D’autres procédés de conservation des chocolats par le froid peuvent être utilisés afin de préserver leurs qualités organoleptiques. Dans ce cas, une bonne information du consommateur doit être assurée sur le traitement subi ainsi que sur les conditions et la durée de conservation des produits.

Les produits préemballés doivent comporter une date de durabilité minimale sous la forme " À consommer de préférence avant fin…", éventuellement suivie des conditions de conservation particulières.

Emploi de matières grasses végétales : quel étiquetage ?

L’addition de matières grasses végétales, autres que le beurre de cacao, est limitée aux seules matières grasses suivantes : illipé, huile de palme, sal, karité, kokum gurgi, noyaux de mangue. Elles peuvent être ajoutées, seules ou en mélange, à hauteur de 5 % au maximum (teneur calculée sur la seule partie chocolat, après déduction des ingrédients ajoutés) sans que soit réduite la teneur minimale en beurre de cacao ou en matière sèche totale de cacao.

La réglementation européenne exige l’inscription de la mention "contient des matières grasses végétales en plus du beurre de cacao" sur les emballages de ces produits.

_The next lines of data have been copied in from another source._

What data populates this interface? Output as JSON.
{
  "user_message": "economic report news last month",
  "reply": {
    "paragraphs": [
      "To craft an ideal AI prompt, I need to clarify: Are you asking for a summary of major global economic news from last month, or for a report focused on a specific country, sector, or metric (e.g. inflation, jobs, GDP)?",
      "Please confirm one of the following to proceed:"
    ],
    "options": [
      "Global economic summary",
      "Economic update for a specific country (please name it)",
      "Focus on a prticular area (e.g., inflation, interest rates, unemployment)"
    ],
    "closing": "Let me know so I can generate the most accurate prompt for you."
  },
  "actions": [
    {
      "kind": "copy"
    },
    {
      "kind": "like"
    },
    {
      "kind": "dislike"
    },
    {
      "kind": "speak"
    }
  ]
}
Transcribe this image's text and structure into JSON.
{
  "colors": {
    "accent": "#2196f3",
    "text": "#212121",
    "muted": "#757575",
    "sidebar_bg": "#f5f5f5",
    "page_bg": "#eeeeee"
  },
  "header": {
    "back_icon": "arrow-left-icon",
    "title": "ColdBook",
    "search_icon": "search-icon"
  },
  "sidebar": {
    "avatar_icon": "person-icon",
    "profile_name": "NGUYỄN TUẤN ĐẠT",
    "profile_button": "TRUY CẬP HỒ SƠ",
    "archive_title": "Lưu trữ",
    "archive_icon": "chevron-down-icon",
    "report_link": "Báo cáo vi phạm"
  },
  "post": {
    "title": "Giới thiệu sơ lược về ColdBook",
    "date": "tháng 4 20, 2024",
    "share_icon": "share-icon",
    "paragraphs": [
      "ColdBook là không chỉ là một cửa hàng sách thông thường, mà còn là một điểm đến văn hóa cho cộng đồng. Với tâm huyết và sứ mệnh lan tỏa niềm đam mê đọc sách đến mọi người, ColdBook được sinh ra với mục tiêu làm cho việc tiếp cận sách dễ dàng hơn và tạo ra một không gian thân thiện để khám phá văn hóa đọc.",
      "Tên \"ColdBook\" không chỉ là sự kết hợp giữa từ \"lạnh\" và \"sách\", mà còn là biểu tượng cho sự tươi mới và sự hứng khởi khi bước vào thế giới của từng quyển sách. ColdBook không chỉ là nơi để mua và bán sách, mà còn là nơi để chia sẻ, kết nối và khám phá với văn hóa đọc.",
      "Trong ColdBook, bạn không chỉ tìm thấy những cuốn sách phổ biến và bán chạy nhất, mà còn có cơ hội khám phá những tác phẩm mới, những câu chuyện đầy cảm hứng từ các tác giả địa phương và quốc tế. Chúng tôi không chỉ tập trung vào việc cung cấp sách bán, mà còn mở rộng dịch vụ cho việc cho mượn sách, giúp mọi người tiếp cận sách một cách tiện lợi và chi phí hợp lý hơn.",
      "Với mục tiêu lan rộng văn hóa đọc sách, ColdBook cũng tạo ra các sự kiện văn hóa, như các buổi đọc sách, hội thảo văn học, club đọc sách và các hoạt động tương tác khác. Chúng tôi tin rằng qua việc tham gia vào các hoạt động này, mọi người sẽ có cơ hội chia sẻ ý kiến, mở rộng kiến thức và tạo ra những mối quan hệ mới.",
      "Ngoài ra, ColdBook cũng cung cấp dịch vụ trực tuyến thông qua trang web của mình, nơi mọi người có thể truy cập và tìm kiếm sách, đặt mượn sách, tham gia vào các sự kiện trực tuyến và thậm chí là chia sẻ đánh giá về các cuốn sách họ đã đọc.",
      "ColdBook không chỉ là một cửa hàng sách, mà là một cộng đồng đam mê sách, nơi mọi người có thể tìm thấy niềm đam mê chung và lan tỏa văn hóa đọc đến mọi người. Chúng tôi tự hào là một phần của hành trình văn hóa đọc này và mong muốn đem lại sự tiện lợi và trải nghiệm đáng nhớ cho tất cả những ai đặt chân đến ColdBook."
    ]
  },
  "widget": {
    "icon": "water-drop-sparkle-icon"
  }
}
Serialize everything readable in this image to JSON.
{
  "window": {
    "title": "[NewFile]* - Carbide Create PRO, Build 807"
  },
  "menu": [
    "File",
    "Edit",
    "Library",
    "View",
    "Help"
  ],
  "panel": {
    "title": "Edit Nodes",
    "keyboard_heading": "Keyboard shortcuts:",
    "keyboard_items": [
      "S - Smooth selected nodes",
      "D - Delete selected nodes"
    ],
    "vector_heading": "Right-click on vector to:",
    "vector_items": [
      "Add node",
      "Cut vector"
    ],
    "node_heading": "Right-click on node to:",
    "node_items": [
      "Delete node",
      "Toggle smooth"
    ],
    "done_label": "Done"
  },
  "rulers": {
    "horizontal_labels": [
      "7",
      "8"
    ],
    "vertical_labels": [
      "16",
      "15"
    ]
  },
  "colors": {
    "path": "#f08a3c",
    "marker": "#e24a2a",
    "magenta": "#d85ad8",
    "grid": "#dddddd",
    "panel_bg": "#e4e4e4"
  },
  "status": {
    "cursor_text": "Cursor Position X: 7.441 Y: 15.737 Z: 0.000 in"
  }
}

Cette mention doit être clairement lisible, apparaître dans le même champ visuel que la liste des ingrédients, mais de manière bien distincte par rapport à cette liste, et figurer en caractère gras au moins aussi grands que ceux de la dénomination de vente et à proximité de celle‐ci.

En revanche, en France, les chocolats qui ne renferment pas de telles matières grasses peuvent être commercialisés sous l’une des dénominations spécifiquement prévues par les dispositions de l’article R. 412-48 du Code de la consommation (« chocolat pur beurre de cacao »,  « chocolat traditionnel » ou toute autre dénomination équivalente).

Les contrôles de la DGCCRF

La DGCCRF contrôle l’application de ces réglementations par les opérateurs, tant au niveau de la composition des produits (présence ou non de matières grasses végétales autres que le beurre de cacao) qu’au niveau de l’étiquetage (mentions obligatoires et mentions spécifiques). Ces contrôles sont opérés chez les fournisseurs de matières premières, les fabricants, les importateurs et les détaillants.

La DGCCRF vérifie ainsi que les bonbons de chocolat préemballés ou vendus en vrac sont correctement étiquetés afin d’assurer la bonne information du consommateur.

Elle peut, par exemple, relever des publicités mensongères concernant l’utilisation des mentions "chocolat maison", "chocolat artisanal" et "fabrication artisanale" qui conduisent à dresser des procès‐verbaux à l’encontre des contrevenants.

Les résultats des enquêtes menées à ce jour attestent toutefois du très fort attachement des fabricants et distributeurs français aux produits de chocolat sans matières grasses végétales.

Il semble aussi que les professionnels soient encouragés en ce sens par l’opinion publique et les habitudes de consommation en France, bien ancrées s’agissant de la composition et de la qualité du chocolat.

Les éléments ci-dessus sont donnés à titre d'information. Ils ne sont pas forcément exhaustifs et ne sauraient se substituer à la réglementation applicable.
 

[1] Cette disposition ne vise pas les matières grasses végétales qui seraient introduites par le biais d’ingrédients incorporés pour leurs qualités organoleptiques (fruits secs, tels qu’amandes ou noisettes, par exemple), ni les équivalents du beurre de cacao (voir encadré).